Music Reviews

Touring to support their second album "Escapements," Brooklyn-based indie R&B duo Thomas Mullarney and Jacob Gossett held forth mood upon mood.

There was a chill on the air Saturday night that neither of us anticipated. As 2720 Cherokee's glass entryway loomed a few paces ahead, we shook out heaps of viscera before we plunged through the door. You see, the days before had coaxed daydreams of Spring beyond our winterized thoughts. This cold felt vulgar, and we were shivering our guts out.

Inside, however, we were greeted with a visions of John Updike's broiled "Brazil." A balmy moisture thickened the air like a spray-on-salve. Beacon's Thomas Mullarney III blasted through the double doors and made eye contact so savage with my mate that he later said he felt like his soul had been witnessed. A small man of Nate Ruess proportions, he moves off stage like an assertive professor late to class, but always on time in his own right. A mere 20 minutes from stage time he sent a bolt of determination through our hazy gaze.

Beacon played twice in STL in the past years opening for an improvisational How To Dress Well and an underwhelming Tycho. After Beacon's deeply sensuous and architecturally proactive backdrops had plunged into my memory bank -- I would sooner forget the idiosyncrasies of Tycho than Beacon's The Ways We Separate pit stop. Beacon bore their native Brooklyn cool on its sleeve as it toured its first record. Swamped in smothered lust, The Ways We Separate (2012) caved in to Mullarney's diaphanous vocals and left space for Jacob Gossett's house music inspired compositions.

Its second effort, Escapements (2016) has been cited by the band as a collage of work. By definition, the album is a collective never fully fused under one aesthetic. The aural palette is so varied its compositions flirt with Le Matos Chronicles of the Wasteland-like discomfort yet can be perked up by throbbing high-hats to slide into 90s dance radio. This translated live to a show that failed to synchronize like its prior stops. That being said, I would have crossed the sea of fools that undulated with the sensations of club drugs on the first floor to find Beacon's second story gallery reprieve any day.

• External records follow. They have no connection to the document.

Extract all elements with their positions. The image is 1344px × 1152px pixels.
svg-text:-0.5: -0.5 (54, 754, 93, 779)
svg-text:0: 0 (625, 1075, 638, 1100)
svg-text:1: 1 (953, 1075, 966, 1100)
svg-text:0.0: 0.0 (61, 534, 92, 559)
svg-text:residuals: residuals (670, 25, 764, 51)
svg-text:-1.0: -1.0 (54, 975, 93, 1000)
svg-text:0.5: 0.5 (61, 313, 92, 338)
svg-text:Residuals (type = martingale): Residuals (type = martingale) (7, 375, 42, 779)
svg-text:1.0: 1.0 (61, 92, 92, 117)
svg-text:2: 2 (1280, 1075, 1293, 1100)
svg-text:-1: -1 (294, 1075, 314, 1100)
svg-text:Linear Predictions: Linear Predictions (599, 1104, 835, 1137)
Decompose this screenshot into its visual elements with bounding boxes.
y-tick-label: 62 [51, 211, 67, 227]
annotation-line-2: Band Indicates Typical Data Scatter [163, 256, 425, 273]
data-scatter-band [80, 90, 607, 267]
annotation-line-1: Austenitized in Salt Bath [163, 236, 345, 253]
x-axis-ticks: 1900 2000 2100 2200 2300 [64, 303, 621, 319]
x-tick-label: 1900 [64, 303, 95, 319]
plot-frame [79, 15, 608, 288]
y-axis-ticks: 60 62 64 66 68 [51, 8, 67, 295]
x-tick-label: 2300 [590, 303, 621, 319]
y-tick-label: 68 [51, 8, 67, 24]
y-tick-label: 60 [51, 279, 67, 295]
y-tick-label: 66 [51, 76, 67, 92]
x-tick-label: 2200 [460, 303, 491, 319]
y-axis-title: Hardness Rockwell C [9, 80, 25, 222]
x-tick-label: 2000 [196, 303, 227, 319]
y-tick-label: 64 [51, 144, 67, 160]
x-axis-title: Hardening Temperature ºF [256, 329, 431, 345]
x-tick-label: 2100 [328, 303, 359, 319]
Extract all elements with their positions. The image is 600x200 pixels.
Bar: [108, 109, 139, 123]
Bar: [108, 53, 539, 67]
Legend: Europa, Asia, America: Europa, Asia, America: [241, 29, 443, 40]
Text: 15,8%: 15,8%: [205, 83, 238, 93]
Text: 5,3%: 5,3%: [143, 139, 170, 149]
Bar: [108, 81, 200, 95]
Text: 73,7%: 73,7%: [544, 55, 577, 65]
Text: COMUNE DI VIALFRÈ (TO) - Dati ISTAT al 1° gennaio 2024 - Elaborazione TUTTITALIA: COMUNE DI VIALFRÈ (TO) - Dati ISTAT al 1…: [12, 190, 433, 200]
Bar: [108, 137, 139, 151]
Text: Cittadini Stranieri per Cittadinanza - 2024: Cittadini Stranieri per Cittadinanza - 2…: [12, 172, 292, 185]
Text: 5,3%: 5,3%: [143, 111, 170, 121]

Beacon's second effort's title track plays with bell chords that dribble around Mullarney's rhythmic rambles of a man who turns those who reject him into somnambulists. He sings of people who dance around sleep with the heavy steps of sadness. The bell chords conjure images of "Fantasia" fairies and blend into Gossett's sirens that warn the listener of Mullarney's cold shoulder -- all this translates clearly live into a rebirth of feelings served chilled. It's a track that speaks volumes of Beacon's wheelhouse. With vocals a tad too low in the mix, Mullarney still moaned like a pained mythical beast over Gossett's ambient interpretation of bitterness. It would have been interesting, however, to see Gossett play something other than a drum pad during the songs architecturally stacked frames. If anything, to demonstrate how it is done.

"IM U" and "Backbone" represented Escapements in riveting ways. Live, the vocal effects of "IM U" sound like wisps of silk drifting through an exothermic plane. Once stacked and played intermingled with each other they have the effect of an expert church choir sighing high notes. "Backbone" and its euro-centric house notes, along with trademark Beacon reverb, was another reminder of Beacon's ability. Drench in the fuzz, I reconciled with the fact that the orgy of beats downstairs causing discordant vibrations in the floor would not take away from the clarity of "Feeling's Gone."

The next day we went to Euclid records and I devoured Le Matos, Tangerine Dream, and Cocteau Twins vinyl on sight. Without question, my hunger for electronic stemmed from the experience we shared with a handful of people, in an attic above a rave with Beacon.